7 Replies to “Some Planet-like Kuiper Belt Objects Don’t Play “Nice””

  1. Is there a rough relationship between the Kuiper belt objects albedos and their distance from the sun? I was thinking the farther ones are more likely to retain solid Hydrogen on the surface.

  2. “The “cold” KBOs are those with nearly circular orbits (low eccentricity, in mathematical terms) and low inclinations, meaning their trajectories lie nearly in the ecliptic plane, where the eight canonical planets also orbit. In other words, these objects have nearly planet-like orbits.”
    Along with the title, this sentence is misleading in its artificial attempt to preclude dwarf planets from being classed as a subcategory of planets. Kuiper Belt Objects large enough to be in hydrostatic equilibrium are not “planet-like”; they are planets, period, at least according to the geophysical planet definition.

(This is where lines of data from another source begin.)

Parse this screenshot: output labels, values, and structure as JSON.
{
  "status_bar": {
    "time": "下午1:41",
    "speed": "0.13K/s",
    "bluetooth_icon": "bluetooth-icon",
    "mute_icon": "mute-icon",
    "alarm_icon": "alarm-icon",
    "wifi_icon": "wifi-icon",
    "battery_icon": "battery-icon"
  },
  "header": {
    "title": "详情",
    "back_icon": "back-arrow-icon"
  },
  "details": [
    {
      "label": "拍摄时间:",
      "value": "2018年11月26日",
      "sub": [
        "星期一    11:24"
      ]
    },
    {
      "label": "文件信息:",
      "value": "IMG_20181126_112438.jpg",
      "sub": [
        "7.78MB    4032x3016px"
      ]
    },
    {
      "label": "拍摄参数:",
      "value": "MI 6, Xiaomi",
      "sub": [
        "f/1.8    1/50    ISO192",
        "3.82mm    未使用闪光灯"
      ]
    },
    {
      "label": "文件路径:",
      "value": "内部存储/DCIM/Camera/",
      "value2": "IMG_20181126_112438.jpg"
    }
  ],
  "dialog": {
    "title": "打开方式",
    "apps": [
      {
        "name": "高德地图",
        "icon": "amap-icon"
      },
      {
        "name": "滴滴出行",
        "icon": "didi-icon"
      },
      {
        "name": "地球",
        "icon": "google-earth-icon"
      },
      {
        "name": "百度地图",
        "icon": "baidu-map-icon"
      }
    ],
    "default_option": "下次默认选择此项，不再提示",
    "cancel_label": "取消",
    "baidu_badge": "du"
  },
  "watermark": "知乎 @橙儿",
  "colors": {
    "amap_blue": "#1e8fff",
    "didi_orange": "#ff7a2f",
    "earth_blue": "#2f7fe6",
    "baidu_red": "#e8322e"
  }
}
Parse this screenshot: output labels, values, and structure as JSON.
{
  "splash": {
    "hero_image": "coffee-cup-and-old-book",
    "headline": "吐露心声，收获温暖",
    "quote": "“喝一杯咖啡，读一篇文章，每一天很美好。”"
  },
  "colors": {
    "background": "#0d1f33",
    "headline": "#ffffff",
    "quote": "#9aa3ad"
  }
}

Our solar system does not have only eight “canonical planets”; furthermore Mercury orbits at a seven-degree inclination to the ecliptic plane; therefore it should not be lumped with those directly on the ecliptic.
    Exoplanet systems, with further study, could provide information crucial to answering the questions this study raises. For example, several multi-planet systems have their planets, usually gas giants, all orbiting in different planes. At least one system has a gas giant more massive and larger than Jupiter in a highly elliptical comet-like orbit. It could be that similar processes during the formation of these solar systems led to some of their planets having eccentric orbits like the “hot” Kuiper Belt planets.

  3. Some of the larger ones are able to retain nitrogen and methane but not hydrogen.

    There are some relationships between color and albedo, and also between size and albedo due to nitrogen and methane ices on the largest ones.

  4. The primary problem identified in the paper is not with the Nice model, it has been previously shown that a primordial population of cold KBO’s could survive the instability described by the Nice model.

    The problem they identify is that this the standard hierarchical model of planetesimal formation, whereby the large bodies form via the collisions of smaller bodies, which could not form objects as large as those found in the cold classical Kuiper belt at that distance.

    There are other models which the large objects form directly from gravel or boulders, however. This one for example describes how the loose binaries found in the cold classical Kuiper belt could be formed: http://arxiv.org/pdf/1007.1465v1.pdf

  5. Are we sure kuiper belt is made up of sun ejecta? Actually asteroid belt is made up of Sun [supernova] ejecta while kuiper belt is mostly made up of interstellar medium. Hot & cold KBOs are the KBO at different developmental stage. Kuiper belt is the factory producing & recycling KBO continuously

    my model of solar system formation is based on the dark energy & dark matter consideration

    http://swarajgroups.blogspot.in/2013/06/out-of-box-thinking-is-essential-in.html

    swarajgroups.blogspot.in

  6. It seems obvious that the hot KBOs formed in the outer solar system and the cold KBOs formed in place like the comets of the Oort cloud. Saying you have a container of salt and sand, where two particles are the same size in the same place, does not mean that salt is sand or vice versa. The Nice model can explain one population and not the other, so it’s not wrong. It’s simply true for the subject of the model.

  7. One looming problem for the Nice model is the little matter of the origin of the angular momentum of the Oort cloud.

    With a 5 Earth-mass outer Oort cloud and 10-to-100 times that in the Hills cloud, the the Oort cloud as a whole has far more angular momentum than the inner solar system of the planets and Sun combined which supposedly hurled it out there; therefore the Nice model is kaput. (Where angular momentum is proportional to the square root of the semi-major axes.)

    Secondly, the cold classical Kuiper belt is predominantly composed of binary TNOs which may be capable of circularizing their heliocentric orbits at the expense of the angular momentum of their binary orbits, explaining the difference between the hot and cold classical TNOs.